CHICAGO — A common dietary supplement could treat a rare form of autism which has been found to be linked to an amino acid deficiency, a study published Thursday in the journal Science has found.
US researchers were able to isolate a genetic mutation in some autism patients which speeds up metabolism of certain amino acids.
These essential amino acids -- branched chain amino acids or BCAAs -- are not produced naturally in the human body and must be acquired through food.
Because of the speeded up metabolism, the patients with this mutation burned through their stores of the amino acid more quickly than normal, creating an imbalance the researchers think may be linked to the neuro-behaviorial symptoms of autism.
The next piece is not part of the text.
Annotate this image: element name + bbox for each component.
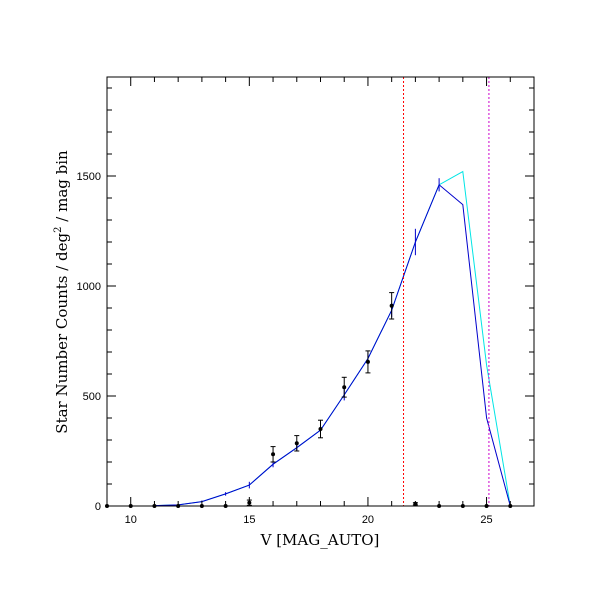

"It was very surprising to find mutations in a potentially treatable metabolic pathway specific for autism," said co-author Joseph Gleeson of the University of California, San Diego.
"What was most exciting was that the potential treatment is obvious and simple: Just give affected patients the naturally occurring amino acids their bodies lack."
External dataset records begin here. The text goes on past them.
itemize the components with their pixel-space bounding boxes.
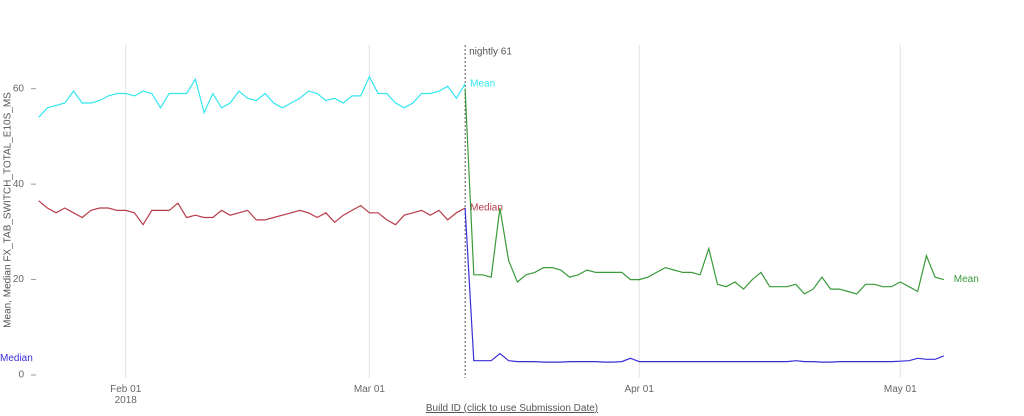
x-tick-label: Apr 01: [624, 384, 654, 395]
x-tick-label: May 01: [883, 384, 917, 395]
x-tick-label: Feb 01 2018: [110, 384, 142, 406]
series-line: [38, 200, 466, 226]
series-line: [464, 207, 945, 363]
y-axis-label: Mean, Median FX_TAB_SWITCH_TOTAL_E10S_MS: [3, 92, 14, 328]
series-label: Median: [0, 353, 33, 364]
y-tick-label: 0: [18, 370, 24, 381]
series-label: Mean: [954, 274, 979, 285]
series-line: [38, 75, 466, 118]
x-tick-label: Mar 01: [353, 384, 385, 395]
series-label: Median: [470, 203, 503, 214]
x-axis-label[interactable]: Build ID (click to use Submission Date): [425, 403, 599, 414]
y-tick-label: 20: [13, 274, 25, 285]
y-tick-label: 40: [13, 179, 25, 190]
series-line: [464, 88, 944, 295]
y-tick-label: 60: [13, 83, 25, 94]
annotation-label: nightly 61: [469, 47, 512, 58]
series-label: Mean: [470, 79, 495, 90]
The genetic mutations were identified after researchers studied the genomes of several autistic children who also suffered epileptic seizures.
Gleeson's team then genetically engineered mice to test the impact of the dietary supplement, which is available in health food stores.
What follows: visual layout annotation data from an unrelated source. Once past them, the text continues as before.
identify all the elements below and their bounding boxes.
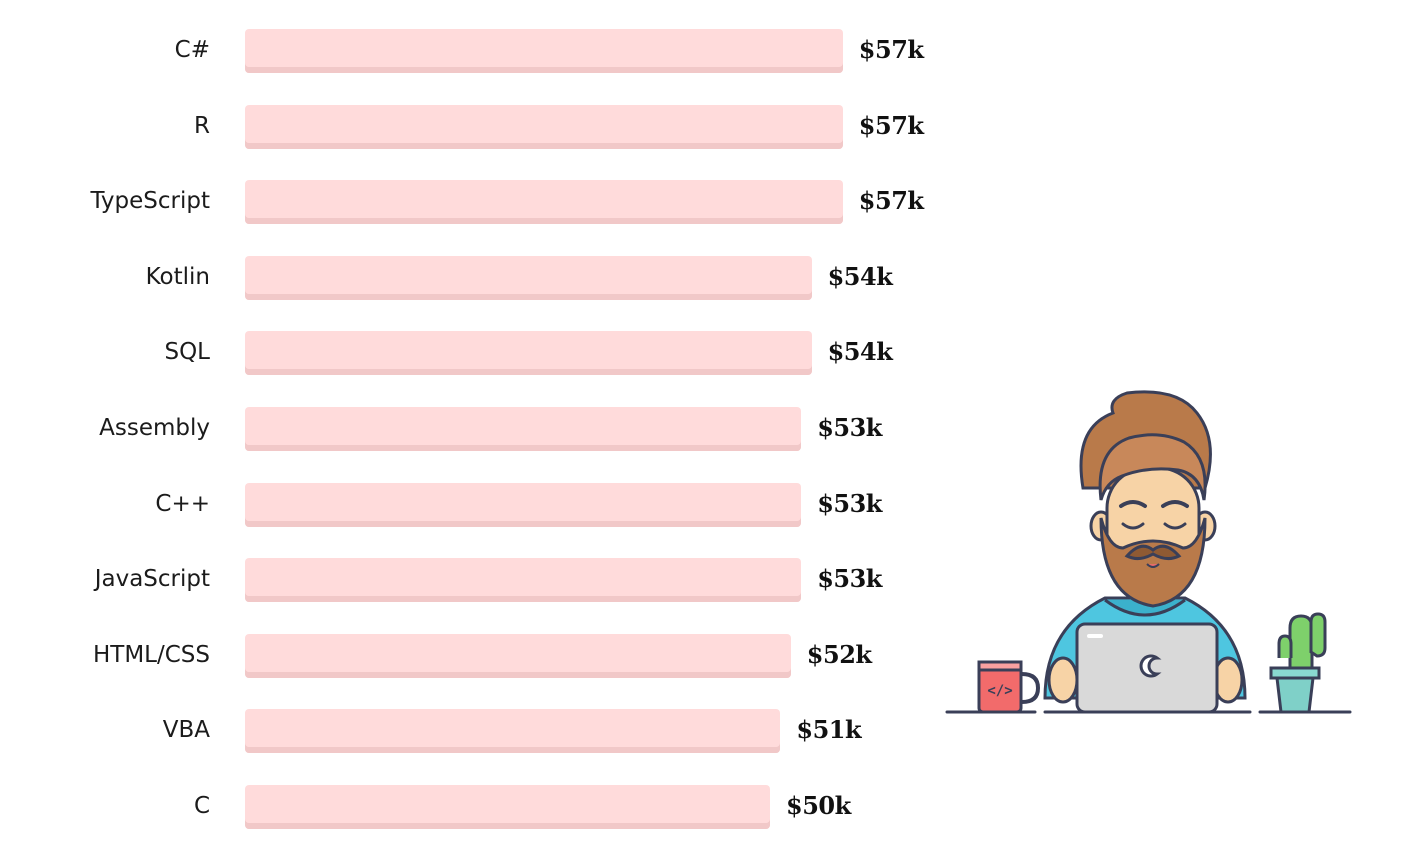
salary-bar (245, 255, 812, 300)
category-label: Kotlin (145, 263, 210, 290)
category-label: JavaScript (94, 566, 210, 593)
value-label: $53k (817, 413, 882, 442)
category-label: TypeScript (90, 188, 210, 215)
value-label: $57k (858, 186, 924, 216)
developer-head (1079, 390, 1217, 608)
category-label: Assembly (99, 415, 210, 441)
value-label: $54k (827, 261, 893, 291)
cactus-plant-icon (1269, 612, 1327, 714)
salary-bar (245, 180, 843, 225)
category-label: C# (174, 37, 210, 63)
value-label: $51k (796, 715, 862, 745)
salary-bar (245, 785, 770, 829)
mug-label: </> (987, 683, 1012, 699)
value-label: $53k (817, 488, 882, 518)
developer-illustration: </> (945, 390, 1352, 714)
mug-icon: </> (977, 660, 1041, 714)
category-label: R (194, 112, 210, 139)
category-label: SQL (164, 339, 210, 366)
category-label: C++ (155, 490, 210, 517)
salary-bar (245, 331, 812, 376)
salary-bar (245, 633, 791, 678)
salary-bar (245, 482, 802, 527)
salary-bar (245, 558, 802, 603)
value-label: $53k (817, 564, 882, 594)
laptop-icon (1075, 622, 1219, 714)
salary-bar (245, 709, 781, 754)
salary-bar (245, 29, 843, 73)
value-label: $52k (806, 639, 872, 669)
category-label: VBA (162, 717, 210, 744)
salary-bar (245, 104, 843, 149)
value-label: $57k (858, 35, 924, 64)
salary-bar (245, 407, 802, 451)
value-label: $50k (786, 791, 851, 820)
category-label: C (193, 793, 210, 819)
salary-bar-chart: C# $57k R $57k TypeScript $57k Kotlin $54k SQL $5… (90, 29, 924, 829)
value-label: $57k (858, 110, 924, 140)
value-label: $54k (827, 337, 893, 367)
category-label: HTML/CSS (92, 641, 210, 668)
The mice with the genetic mutation displayed autism-like symptoms, including spontaneous epileptic seizures -- but when treated with the supplements, their condition improved.
"Studying the animals was key to our discovery," said first author Gaia Novarino, a staff scientist in Gleeson's lab.
"Once we found that we could treat the condition in mice, the pressing question was whether we could effectively treat our patients."
Researchers were able to use the supplement to correct the amino acid imbalance in the human patients as well, but there was not enough data to determine whether the treatment led the autism symptoms to improve.
Roughly a quarter of autism patients suffer from epileptic seizures, but Gleeson said this particular condition is believed to be "extremely rare."
While researchers do not yet understand why this works, the identification of the genetic mutation can also help establish a basis for screening autism and epilepsy patients.